Sri Lanka needs to promote rural entrepreneurship in a holistic manner to uplift over one quarter of the population trapped in poverty with daily earnings below Rs.400, despite the lowest ever absolute poverty figures reported in the country recently, according to the Central Bank Governor Dr. Indrajit Coomaraswamy.
“Entrepreneurship is critical to transform the livelihood of people in the rural sector who at the moment are trapped in low-productive and low-income livelihoods. I say that because absolute poverty in Sri Lanka is at a low level of 3.3 percent, which is based on a poverty line of US $1.30 per day.
However, when you increase the poverty line to US $2.50, which is less than Rs.400, more than a quarter of the population in Sri Lanka falls below the poverty line with earnings just above US $1.30 per day,” Dr.Coomaraswamy recently told an event in Colombo, that felicitated young entrepreneurs, organized by a leading private sector corporate.
He said rural entrepreneurship is key to get these masses beyond the income of US $2 per day while emphasising that the future of the economy is on the hands of the young entrepreneurs.
He noted that 60 percent of the population live in rural areas and 27 percent of the country’s population is employed in the agricultural sector, which only contributes to 7 percent of the economy.
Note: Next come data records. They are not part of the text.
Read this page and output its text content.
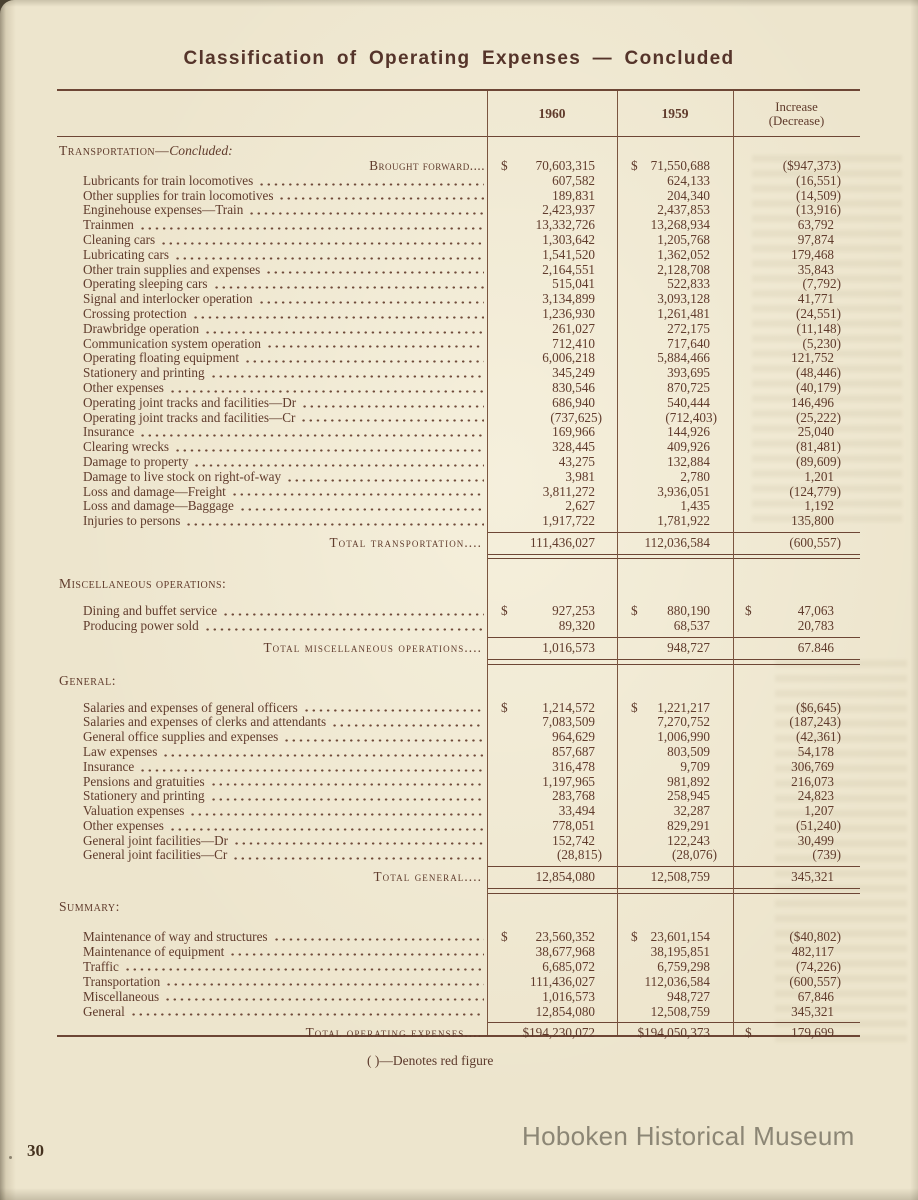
Classification of Operating Expenses — Concluded
1960	1959	Increase
(Decrease)
Transportation—Concluded:
Brought forward.... $ 70,603,315	$ 71,550,688	($947,373)
Lubricants for train locomotives	607,582	624,133	(16,551)
Other supplies for train locomotives	189,831	204,340	(14,509)
Enginehouse expenses—Train	2,423,937	2,437,853	(13,916)
Trainmen	13,332,726	13,268,934	63,792
Cleaning cars	1,303,642	1,205,768	97,874
Lubricating cars	1,541,520	1,362,052	179,468
Other train supplies and expenses	2,164,551	2,128,708	35,843
Operating sleeping cars	515,041	522,833	(7,792)
Signal and interlocker operation	3,134,899	3,093,128	41,771
Crossing protection	1,236,930	1,261,481	(24,551)
Drawbridge operation	261,027	272,175	(11,148)
Communication system operation	712,410	717,640	(5,230)
Operating floating equipment	6,006,218	5,884,466	121,752
Stationery and printing	345,249	393,695	(48,446)
Other expenses	830,546	870,725	(40,179)
Operating joint tracks and facilities—Dr	686,940	540,444	146,496
Operating joint tracks and facilities—Cr	(737,625)	(712,403)	(25,222)
Insurance	169,966	144,926	25,040
Clearing wrecks	328,445	409,926	(81,481)
Damage to property	43,275	132,884	(89,609)
Damage to live stock on right-of-way	3,981	2,780	1,201
Loss and damage—Freight	3,811,272	3,936,051	(124,779)
Loss and damage—Baggage	2,627	1,435	1,192
Injuries to persons	1,917,722	1,781,922	135,800
Total transportation....	111,436,027	112,036,584	(600,557)
Miscellaneous operations:
Dining and buffet service	$	927,253	$ 880,190	$	47,063
Producing power sold	89,320	68,537	20,783
Total miscellaneous operations....	1,016,573	948,727	67.846
General:
Salaries and expenses of general officers	$	1,214,572	$ 1,221,217	($6,645)
Salaries and expenses of clerks and attendants	7,083,509	7,270,752	(187,243)
General office supplies and expenses	964,629	1,006,990	(42,361)
Law expenses	857,687	803,509	54,178
Insurance	316,478	9,709	306,769
Pensions and gratuities	1,197,965	981,892	216,073
Stationery and printing	283,768	258,945	24,823
Valuation expenses	33,494	32,287	1,207
Other expenses	778,051	829,291	(51,240)
General joint facilities—Dr	152,742	122,243	30,499
General joint facilities—Cr	(28,815)	(28,076)	(739)
Total general....	12,854,080	12,508,759	345,321
Summary:
Maintenance of way and structures	$ 23,560,352	$ 23,601,154	($40,802)
Maintenance of equipment	38,677,968	38,195,851	482,117
Traffic	6,685,072	6,759,298	(74,226)
Transportation	111,436,027	112,036,584	(600,557)
Miscellaneous	1,016,573	948,727	67,846
General	12,854,080	12,508,759	345,321
Total operating expenses....	$194,230,072	$194,050,373	$	179,699
( )—Denotes red figure
Hoboken Historical Museum
30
Meanwhile Dr. Coomaraswamy pointed out that despite various parties having numerous programmes to promote small and medium enterprise (SMEs), most of these programmes have not been successful as they remain fragmented while marketing remains the biggest challenge for SMEs, which has not been properly addressed in these programmes.
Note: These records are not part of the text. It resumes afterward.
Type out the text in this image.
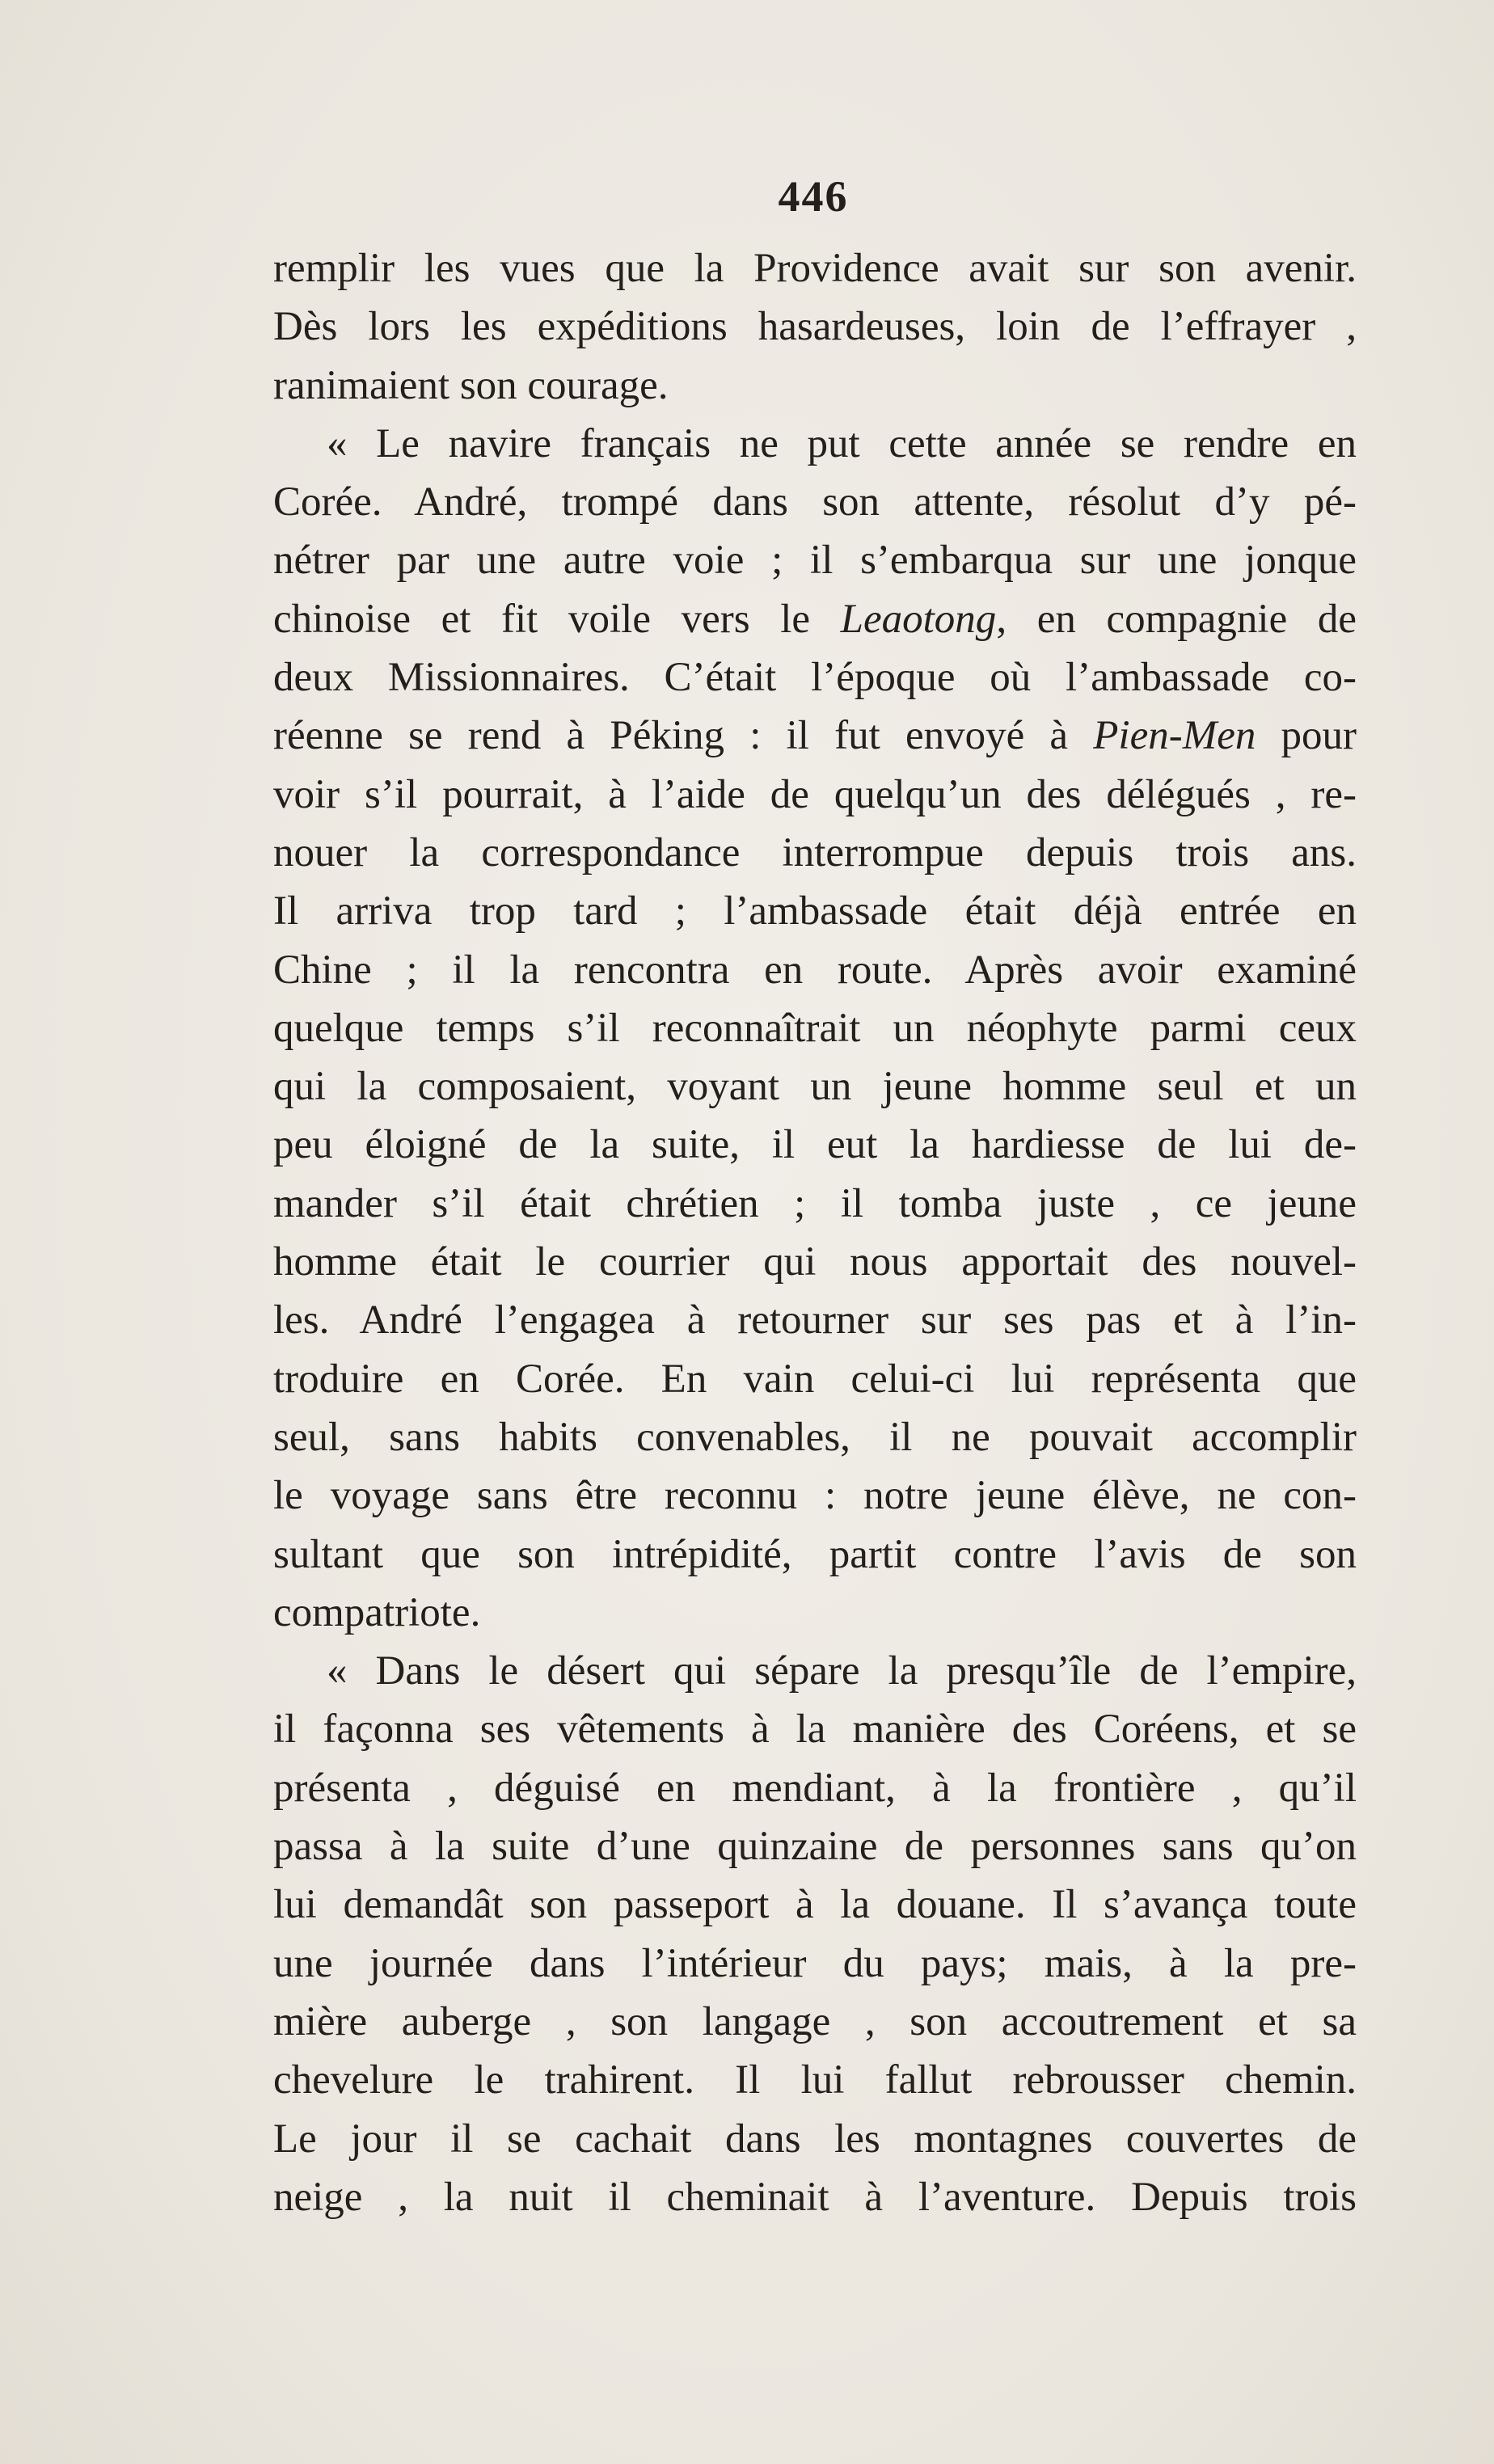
446
remplir les vues que la Providence avait sur son avenir.
Dès lors les expéditions hasardeuses, loin de l’effrayer ,
ranimaient son courage.
« Le navire français ne put cette année se rendre en
Corée. André, trompé dans son attente, résolut d’y pé-
nétrer par une autre voie ; il s’embarqua sur une jonque
chinoise et fit voile vers le Leaotong, en compagnie de
deux Missionnaires. C’était l’époque où l’ambassade co-
réenne se rend à Péking : il fut envoyé à Pien-Men pour
voir s’il pourrait, à l’aide de quelqu’un des délégués , re-
nouer la correspondance interrompue depuis trois ans.
Il arriva trop tard ; l’ambassade était déjà entrée en
Chine ; il la rencontra en route. Après avoir examiné
quelque temps s’il reconnaîtrait un néophyte parmi ceux
qui la composaient, voyant un jeune homme seul et un
peu éloigné de la suite, il eut la hardiesse de lui de-
mander s’il était chrétien ; il tomba juste , ce jeune
homme était le courrier qui nous apportait des nouvel-
les. André l’engagea à retourner sur ses pas et à l’in-
troduire en Corée. En vain celui-ci lui représenta que
seul, sans habits convenables, il ne pouvait accomplir
le voyage sans être reconnu : notre jeune élève, ne con-
sultant que son intrépidité, partit contre l’avis de son
compatriote.
« Dans le désert qui sépare la presqu’île de l’empire,
il façonna ses vêtements à la manière des Coréens, et se
présenta , déguisé en mendiant, à la frontière , qu’il
passa à la suite d’une quinzaine de personnes sans qu’on
lui demandât son passeport à la douane. Il s’avança toute
une journée dans l’intérieur du pays; mais, à la pre-
mière auberge , son langage , son accoutrement et sa
chevelure le trahirent. Il lui fallut rebrousser chemin.
Le jour il se cachait dans les montagnes couvertes de
neige , la nuit il cheminait à l’aventure. Depuis trois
He noted that these programmes need to provide four types of support to SMEs, which includes; training with necessary skills, access to inputs and technology, access to finance and most importantly marketing in order to link up with rural, regional, national and international value chains.
In addition, he said these programmes need to provide continuous support for entrepreneurs, at least for two to three years to get their businesses off the ground.
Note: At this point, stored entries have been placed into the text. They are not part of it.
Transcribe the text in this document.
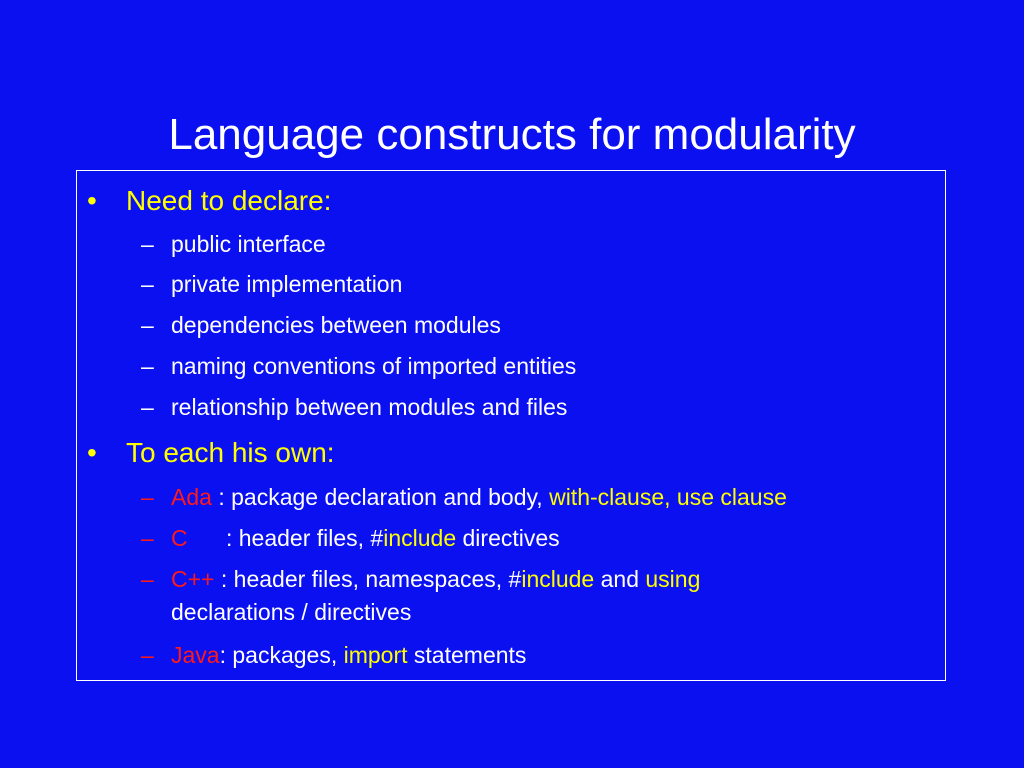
Language constructs for modularity
• Need to declare:
– public interface
– private implementation
– dependencies between modules
– naming conventions of imported entities
– relationship between modules and files
• To each his own:
– Ada : package declaration and body, with-clause, use clause
– C      : header files, #include directives
– C++ : header files, namespaces, #include and using
declarations / directives
– Java: packages, import statements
Referring to Harvard research, he pointed out that Sri Lanka’s employment in the agriculture sector needs to decrease from the current 27 percent to 15 percent in order to reach the average of countries with economies on par with Sri Lanka.
In order to employ the remaining 12 percent of rural population in non-farming activities, he asserted that young entrepreneurs in the rural sector need to take the lead in creating employment opportunities.
Speaking of low productivity levels in the agriculture sector, he pointed out that 30-40 percent of agricultural products were getting wasted before reaching the market, which is mainly due to insufficient storage spaces, lack of refrigerating facilities and improper transport methods.
He noted that the agriculture sector is in dire need of transformation to embracing modern farming practices, better seeds etc. He also said the archaic agricultural laws in the country needed reform.